The initial crying of "fire" denotes foreshadowing of what is to come, once the "passengers" reach their destination.
Mrs. Schächter screamed about fire in the boxcar on the way to Auschwitz.
During the transport to Auschwitz, a middle-aged woman begins hallucinating. She starts screaming about fire, and her screams are uncontrollable. The screams foreshadow the crematoriums waiting for the Jews at the concentration camps. No one knows that. They just try desperately to quiet her.
The first problem is that the woman has been separated from most of her family. At this point, families are still traveling together. However, this separation makes her go mad.
There was a woman among us, a certain Mrs. Schächter. She was in her fifties and her ten-year-old son was with her, crouched in a corner. Her husband and two older sons had been deported with the first transport, by mistake. The separation had totally shattered her. (Ch. 2)

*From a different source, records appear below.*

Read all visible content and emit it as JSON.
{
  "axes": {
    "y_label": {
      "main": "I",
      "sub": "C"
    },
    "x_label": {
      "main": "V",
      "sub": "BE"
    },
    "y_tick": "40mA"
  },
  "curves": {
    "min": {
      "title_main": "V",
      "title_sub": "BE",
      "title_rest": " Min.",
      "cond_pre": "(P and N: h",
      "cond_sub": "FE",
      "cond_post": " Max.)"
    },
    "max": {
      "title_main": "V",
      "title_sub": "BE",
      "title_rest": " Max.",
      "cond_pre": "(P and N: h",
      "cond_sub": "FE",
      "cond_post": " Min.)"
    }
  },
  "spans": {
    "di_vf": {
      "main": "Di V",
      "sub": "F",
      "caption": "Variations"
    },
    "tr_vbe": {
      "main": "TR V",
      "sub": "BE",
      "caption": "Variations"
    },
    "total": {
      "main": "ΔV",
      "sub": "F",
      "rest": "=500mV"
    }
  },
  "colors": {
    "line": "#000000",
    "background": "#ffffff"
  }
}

The other passengers do not know what to do. They try various things to keep her quiet. Her screams upset them, because her madness makes them feel even more trapped. All of them are frightened and in a situation they cannot control. Up until now, they have tried to make the best of things. Now it seems as if things are at their worst. Their treatment of the woman gets harsher and harsher as they get more and more desperate.
Once again, the young men bound and gagged her. When they actually struck her, people shouted their approval: "Keep her quiet! Make that madwoman shut up. She's not the only one here…" (Ch. 2)
Her little son clings to her as they hit her harder and harder. By daylight she is quiet, until they get to Auschwitz. Someone reads the sign on the gate. She is screaming again. They have no idea where they are. They have never heard the name, and they do not know the significance of it. No one knows what awaits them there.